Lastly, in the age of climate woes, we must also not forget the environmental impacts of innovation. Our interest and capacity to support and analyze Big Data is accelerating with technological innovation. As big success in modernization came with the industrial revolution, so came the Carbon saga plaguing our world’s ecosystems today. Big Data’s potential to revolutionize technology and our knowledge across many fields of Science, from astrophysics to biomedicine, demands the advancements not only in legislation and technical skills of its handlers, but Big Data is demanding a lot of our energy. In fact, the former U.S. Secretary of Energy, Steven Chu, warned in his plenary talk at the AAAS meeting that the global energy used by data centers for computation is greater than 30GW. With Big data projects on the rise, the implementation and advancement of renewable energy is not only critical for sustaining and progressing the technology, but is critical for the protection of our World’s energy consumption.

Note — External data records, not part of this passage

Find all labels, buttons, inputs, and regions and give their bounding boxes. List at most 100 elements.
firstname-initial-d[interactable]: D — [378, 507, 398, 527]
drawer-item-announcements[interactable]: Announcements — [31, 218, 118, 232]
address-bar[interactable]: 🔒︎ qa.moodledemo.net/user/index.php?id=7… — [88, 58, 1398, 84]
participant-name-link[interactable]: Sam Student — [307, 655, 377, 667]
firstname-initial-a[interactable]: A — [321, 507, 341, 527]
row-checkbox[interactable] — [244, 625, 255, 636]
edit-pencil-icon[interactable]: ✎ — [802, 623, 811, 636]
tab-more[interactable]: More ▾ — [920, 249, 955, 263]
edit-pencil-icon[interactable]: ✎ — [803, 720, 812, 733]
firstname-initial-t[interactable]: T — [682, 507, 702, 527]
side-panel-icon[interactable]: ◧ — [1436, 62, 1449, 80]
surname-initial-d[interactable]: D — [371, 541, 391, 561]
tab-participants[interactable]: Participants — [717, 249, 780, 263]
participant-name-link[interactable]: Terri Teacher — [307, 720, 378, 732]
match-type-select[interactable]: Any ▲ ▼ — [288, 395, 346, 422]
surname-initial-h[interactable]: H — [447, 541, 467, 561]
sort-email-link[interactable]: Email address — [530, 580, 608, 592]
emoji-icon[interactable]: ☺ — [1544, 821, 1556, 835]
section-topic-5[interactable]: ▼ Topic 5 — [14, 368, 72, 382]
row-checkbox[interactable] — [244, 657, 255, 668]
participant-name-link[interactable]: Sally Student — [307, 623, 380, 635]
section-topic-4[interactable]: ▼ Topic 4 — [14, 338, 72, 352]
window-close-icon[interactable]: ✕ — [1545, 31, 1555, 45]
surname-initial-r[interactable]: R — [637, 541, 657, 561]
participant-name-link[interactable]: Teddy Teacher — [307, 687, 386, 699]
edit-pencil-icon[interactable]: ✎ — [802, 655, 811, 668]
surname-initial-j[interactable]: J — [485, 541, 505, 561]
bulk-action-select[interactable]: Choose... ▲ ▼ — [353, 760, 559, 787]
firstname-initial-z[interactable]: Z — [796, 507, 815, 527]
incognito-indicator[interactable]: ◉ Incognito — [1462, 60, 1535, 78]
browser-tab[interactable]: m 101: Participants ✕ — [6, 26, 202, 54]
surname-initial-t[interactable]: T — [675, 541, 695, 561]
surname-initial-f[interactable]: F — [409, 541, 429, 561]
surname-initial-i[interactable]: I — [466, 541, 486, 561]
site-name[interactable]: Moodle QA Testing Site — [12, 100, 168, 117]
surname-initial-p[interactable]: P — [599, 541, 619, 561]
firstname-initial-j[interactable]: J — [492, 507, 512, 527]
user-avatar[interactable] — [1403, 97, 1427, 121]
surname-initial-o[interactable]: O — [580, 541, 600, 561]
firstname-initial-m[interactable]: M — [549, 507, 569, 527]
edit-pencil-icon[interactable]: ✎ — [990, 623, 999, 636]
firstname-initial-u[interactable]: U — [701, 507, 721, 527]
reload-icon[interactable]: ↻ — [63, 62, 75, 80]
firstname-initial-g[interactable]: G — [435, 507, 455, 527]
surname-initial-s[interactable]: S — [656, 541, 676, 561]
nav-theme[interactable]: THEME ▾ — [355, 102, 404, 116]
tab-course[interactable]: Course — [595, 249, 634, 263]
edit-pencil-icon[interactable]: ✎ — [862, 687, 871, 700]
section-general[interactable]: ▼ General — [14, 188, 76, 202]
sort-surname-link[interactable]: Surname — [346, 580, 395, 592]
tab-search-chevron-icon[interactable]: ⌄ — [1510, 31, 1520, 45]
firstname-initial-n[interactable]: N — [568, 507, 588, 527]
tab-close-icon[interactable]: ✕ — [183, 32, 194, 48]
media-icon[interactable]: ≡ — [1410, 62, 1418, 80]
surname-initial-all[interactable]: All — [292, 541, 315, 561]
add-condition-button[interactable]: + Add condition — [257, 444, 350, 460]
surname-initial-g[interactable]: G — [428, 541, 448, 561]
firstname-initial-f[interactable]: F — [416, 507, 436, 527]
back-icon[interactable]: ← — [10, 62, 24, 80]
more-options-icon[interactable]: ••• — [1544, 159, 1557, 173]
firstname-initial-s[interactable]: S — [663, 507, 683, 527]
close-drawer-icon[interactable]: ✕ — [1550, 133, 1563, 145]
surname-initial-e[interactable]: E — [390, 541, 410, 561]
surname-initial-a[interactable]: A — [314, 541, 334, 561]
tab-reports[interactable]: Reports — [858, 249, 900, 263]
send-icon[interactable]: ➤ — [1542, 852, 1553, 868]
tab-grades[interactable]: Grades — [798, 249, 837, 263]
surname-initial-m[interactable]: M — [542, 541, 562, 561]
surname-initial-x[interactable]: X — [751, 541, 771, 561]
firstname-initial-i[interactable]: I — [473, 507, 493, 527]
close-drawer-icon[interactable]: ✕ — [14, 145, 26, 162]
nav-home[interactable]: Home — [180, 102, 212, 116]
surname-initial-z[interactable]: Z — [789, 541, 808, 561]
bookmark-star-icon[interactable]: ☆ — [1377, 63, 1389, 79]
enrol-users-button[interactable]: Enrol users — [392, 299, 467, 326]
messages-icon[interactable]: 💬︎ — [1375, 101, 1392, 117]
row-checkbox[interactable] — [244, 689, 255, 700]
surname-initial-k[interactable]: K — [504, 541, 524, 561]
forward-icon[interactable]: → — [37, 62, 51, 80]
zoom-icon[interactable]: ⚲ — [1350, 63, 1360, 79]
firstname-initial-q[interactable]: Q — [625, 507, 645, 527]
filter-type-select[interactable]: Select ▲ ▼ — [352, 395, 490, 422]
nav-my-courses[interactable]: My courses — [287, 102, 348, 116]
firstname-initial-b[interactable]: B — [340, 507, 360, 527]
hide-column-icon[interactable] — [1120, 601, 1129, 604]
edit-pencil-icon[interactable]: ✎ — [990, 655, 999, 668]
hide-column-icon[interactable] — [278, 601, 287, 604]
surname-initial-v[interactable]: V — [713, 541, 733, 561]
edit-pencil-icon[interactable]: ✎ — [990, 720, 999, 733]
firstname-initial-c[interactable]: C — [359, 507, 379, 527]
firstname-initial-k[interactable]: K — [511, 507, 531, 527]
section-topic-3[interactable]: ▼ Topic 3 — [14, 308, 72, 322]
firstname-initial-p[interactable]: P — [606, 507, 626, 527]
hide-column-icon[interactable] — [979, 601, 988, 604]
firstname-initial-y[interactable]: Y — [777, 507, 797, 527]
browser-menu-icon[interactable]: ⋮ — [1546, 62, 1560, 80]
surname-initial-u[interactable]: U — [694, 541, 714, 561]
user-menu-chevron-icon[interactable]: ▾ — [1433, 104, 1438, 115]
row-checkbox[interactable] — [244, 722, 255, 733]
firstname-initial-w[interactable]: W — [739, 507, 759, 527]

We are not quite at “the singularity” as Ray Kurzweil predicts in our technological future, but we are nearing a burst of translational information with Big Data that is bringing big success and revolutionizing science and healthcare. We should embrace the acceleration of technological innovation that Big Data offers yet still approach with caution and consideration of the ethical implications at personal, societal and environmental levels. Big data is bringing big changes to science, and as William Pollard has so eloquently stated “Without change there is no innovation, creativity, or incentive for improvement. Those who initiate change will have a better opportunity to manage the change that is inevitable.”